Question: how does probability of experimental success scale with problem size?

Scaling of Time to Solution

Time to solution for single-chip QPacker (blue), Toulbar2 (green), and Rosetta (red).

Annealing times remain constant for these small problems! But this behavior is for variables < 100, which is not enough to make a real conclusion from.

Question: how does time to solution scale asymptotically?

Our Work (Ongoing)

Refining scaling conclusions

Quantum annealing is not yet competitive with classical state-of-the-art solvers (cannot easily represent large problems). But QA hardware continues improve rapidly.

To make the argument that QA will be a better method once hardware improves, we need to show that our approach scales better than existing methods.

We will evaluate scaling on several metrics (energy difference from optimal solution, total annealing time, total iterations).

Our Work (Ongoing)

Improving algorithm for large problems

D-Wave provides an out-of-the-box hybrid solver called QBSolv. It is usable for 20-30 residue design problems, but scales poorly beyond that.

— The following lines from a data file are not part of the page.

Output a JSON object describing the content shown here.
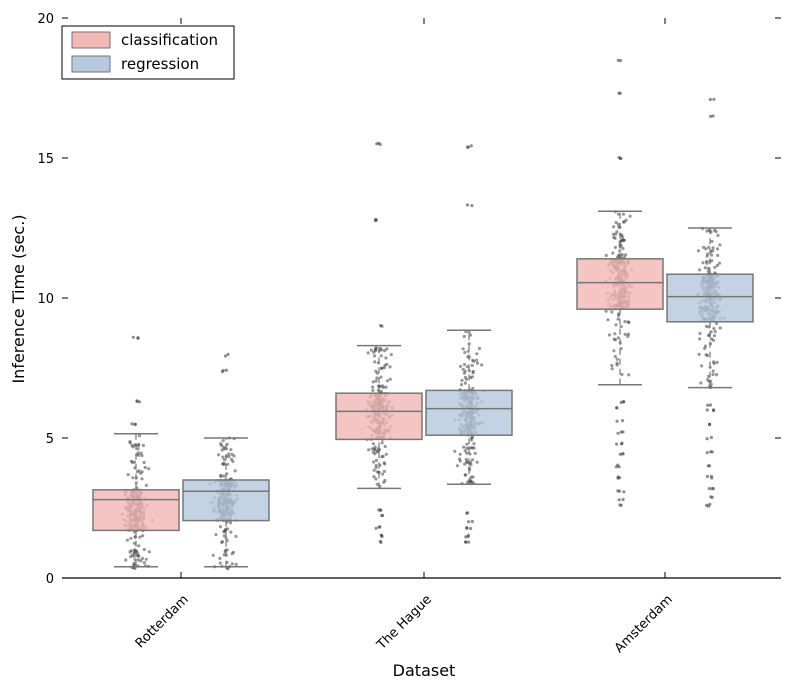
{
  "chart_data": {
    "type": "box",
    "xlabel": "Dataset",
    "ylabel": "Inference Time (sec.)",
    "ylim": [
      0,
      20
    ],
    "y_ticks": [
      0,
      5,
      10,
      15,
      20
    ],
    "categories": [
      "Rotterdam",
      "The Hague",
      "Amsterdam"
    ],
    "legend": {
      "placement": "top-left"
    },
    "colors": {
      "classification_fill": "#f2b8b6",
      "regression_fill": "#b6c9de",
      "box_edge": "#777777",
      "points": "#444444"
    },
    "series": [
      {
        "name": "classification",
        "boxes": [
          {
            "category": "Rotterdam",
            "q1": 1.7,
            "median": 2.8,
            "q3": 3.15,
            "whisker_low": 0.4,
            "whisker_high": 5.15,
            "outliers": [
              0.35,
              5.5,
              6.3,
              8.6
            ]
          },
          {
            "category": "The Hague",
            "q1": 4.95,
            "median": 5.95,
            "q3": 6.6,
            "whisker_low": 3.2,
            "whisker_high": 8.3,
            "outliers": [
              1.3,
              1.5,
              1.8,
              2.2,
              2.4,
              9.0,
              12.8,
              15.5
            ]
          },
          {
            "category": "Amsterdam",
            "q1": 9.6,
            "median": 10.55,
            "q3": 11.4,
            "whisker_low": 6.9,
            "whisker_high": 13.1,
            "outliers": [
              2.6,
              2.8,
              3.1,
              3.6,
              4.0,
              4.4,
              4.8,
              5.2,
              5.6,
              6.1,
              6.3,
              15.0,
              17.3,
              18.5
            ]
          }
        ]
      },
      {
        "name": "regression",
        "boxes": [
          {
            "category": "Rotterdam",
            "q1": 2.05,
            "median": 3.1,
            "q3": 3.5,
            "whisker_low": 0.4,
            "whisker_high": 5.0,
            "outliers": [
              0.35,
              7.4,
              7.95
            ]
          },
          {
            "category": "The Hague",
            "q1": 5.1,
            "median": 6.05,
            "q3": 6.7,
            "whisker_low": 3.35,
            "whisker_high": 8.85,
            "outliers": [
              1.3,
              1.5,
              1.8,
              2.0,
              2.3,
              13.3,
              15.4
            ]
          },
          {
            "category": "Amsterdam",
            "q1": 9.15,
            "median": 10.05,
            "q3": 10.85,
            "whisker_low": 6.8,
            "whisker_high": 12.5,
            "outliers": [
              2.6,
              2.9,
              3.2,
              3.6,
              4.0,
              4.5,
              5.0,
              5.5,
              6.0,
              6.2,
              16.5,
              17.1
            ]
          }
        ]
      }
    ]
  }
}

The largest proteins designed to date have about 200 residues.

Since QBSolv uses no domain-specific knowledge to solve CPD problems, we are modifying it to leverage certain assumptions and improve its scaling behavior.

Conclusions

Computational protein design is one of quantum annealing's most convincing near-term applications.

If D-Wave's machines continue to improve at the current rate, expect quantum CPD to be state-of-the-art in 10 years or less.

D-Wave has made quantum annealing very accessible, but the technique it is not a silver bullet.